The sequence of irrigation of EDTA and NaOCl also has an important role in damaging root dentin.21 Studies have demonstrated marked erosion of root canal dentin when NaOCl was used after EDTA.4,7 In the present study irrigation with 30% PFE followed by 17% EDTA did not cause much erosion compared to the irrigation with EDTA followed by NaOCl. This study suggests that the PFE along with EDTA could be a safe alternative to NaOCl for smear layer removal.

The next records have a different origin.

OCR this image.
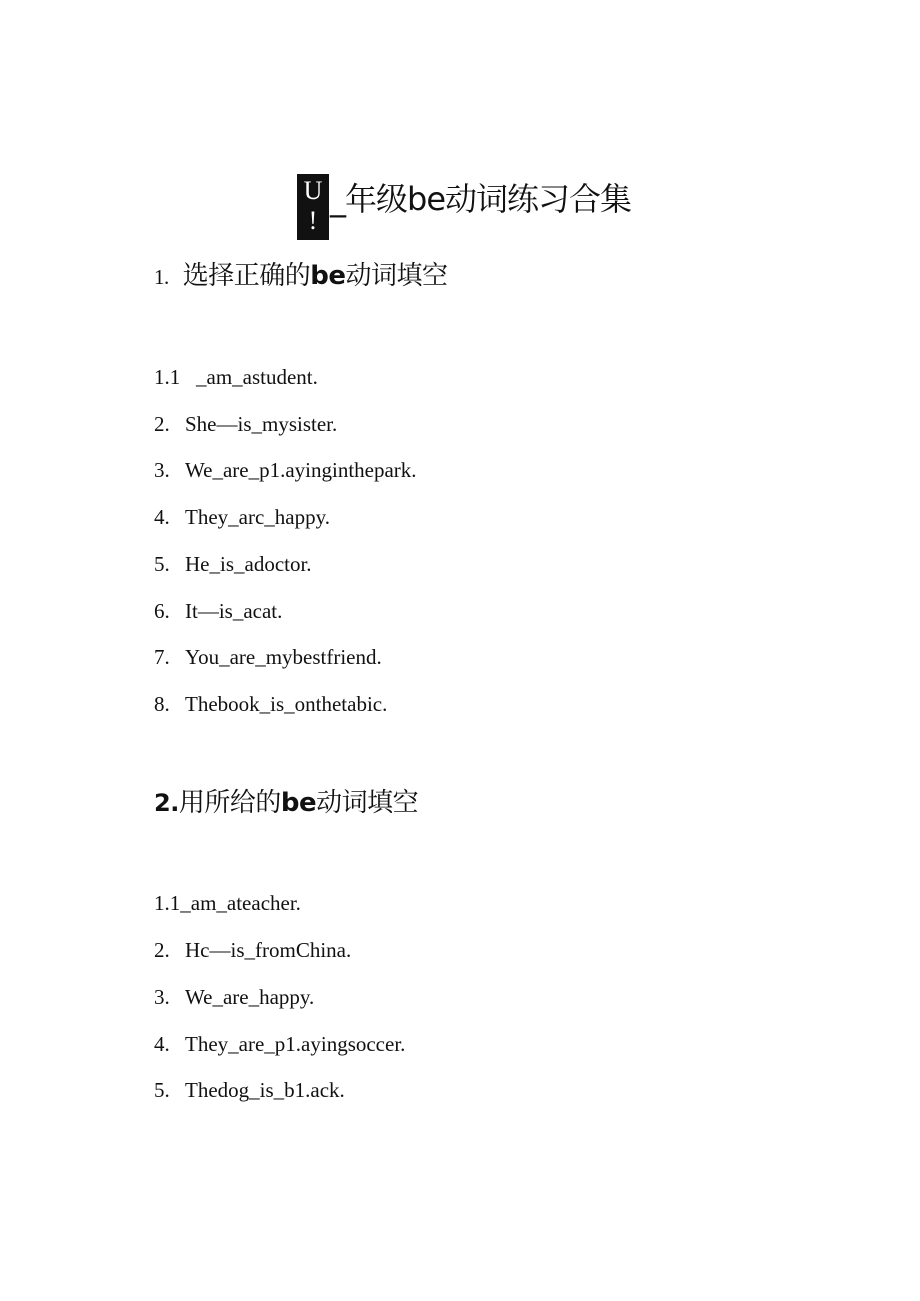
U
!
_年级be动词练习合集
1. 选择正确的be动词填空
1.1 _am_astudent.
2. She—is_mysister.
3. We_are_p1.ayinginthepark.
4. They_arc_happy.
5. He_is_adoctor.
6. It—is_acat.
7. You_are_mybestfriend.
8. Thebook_is_onthetabic.
2.用所给的be动词填空
1.1_am_ateacher.
2. Hc—is_fromChina.
3. We_are_happy.
4. They_are_p1.ayingsoccer.
5. Thedog_is_b1.ack.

On comparing the effectiveness of test irrigants in terms of erosive potential in the coronal, middle, and apical thirds, 30% PFE was considered more effective as it did not cause erosion in all the samples examined. Except for four samples in the coronal third and two samples in the apical third, all the remaining samples irrigated with 30% PFE + 17% EDTA did not show erosion.
One of the limitations of this study is that it was done in vitro. Blood, tissue remnants, and a multitude of other variables may affect the actions of agents in the root canal system. Canal curvatures can pose significant challenges and posterior teeth which have narrow canals may give different results. Though passion fruit has several advantages, its tissue dissolving capacity is questionable. More in vitro studies and clinical studies are thus warranted. Moreover, this study was conducted with a small sample size of seven per group. Examination of smear layer removal was done using scanning electron microscopy which has its own limitations being subjective, less comparative, and low reproducibility. Future research can also aim at using passion fruit pulp as an intracanal medicament.15
In terms of smear layer removal, 30% PFE + 17% EDTA was effective than 30% PFE. In terms of erosive potential 30% PFE was least erosive followed by 30% PFE + 17% EDTA and 30% PFE + 17% EDTA was less erosive compared to the gold standard irrigant combination, and 17% EDTA + 5.25% NaOCl.
Around 30% PFE and 30% PFE + 17% EDTA are promising irrigants for root canal disinfection. A larger sample size is required to come to a more definitive conclusion and drawbacks of the scanning electron microscope (SEM) could be overcome by using digital imaging analysis.
Key message: The smear layer during instrumentation of root canal prevents the penetration of irrigants and intracanal medicaments into dentinal tubules and compromises the fluid-tight seal in root canal obturation. The combination of irrigants used currently removes the smear layer but is not without disadvantages, such as eroding dentin, causing chemical burns, and tissue necrosis. PFE irrigant, a herbal alternative, has been found to possess antimicrobial properties.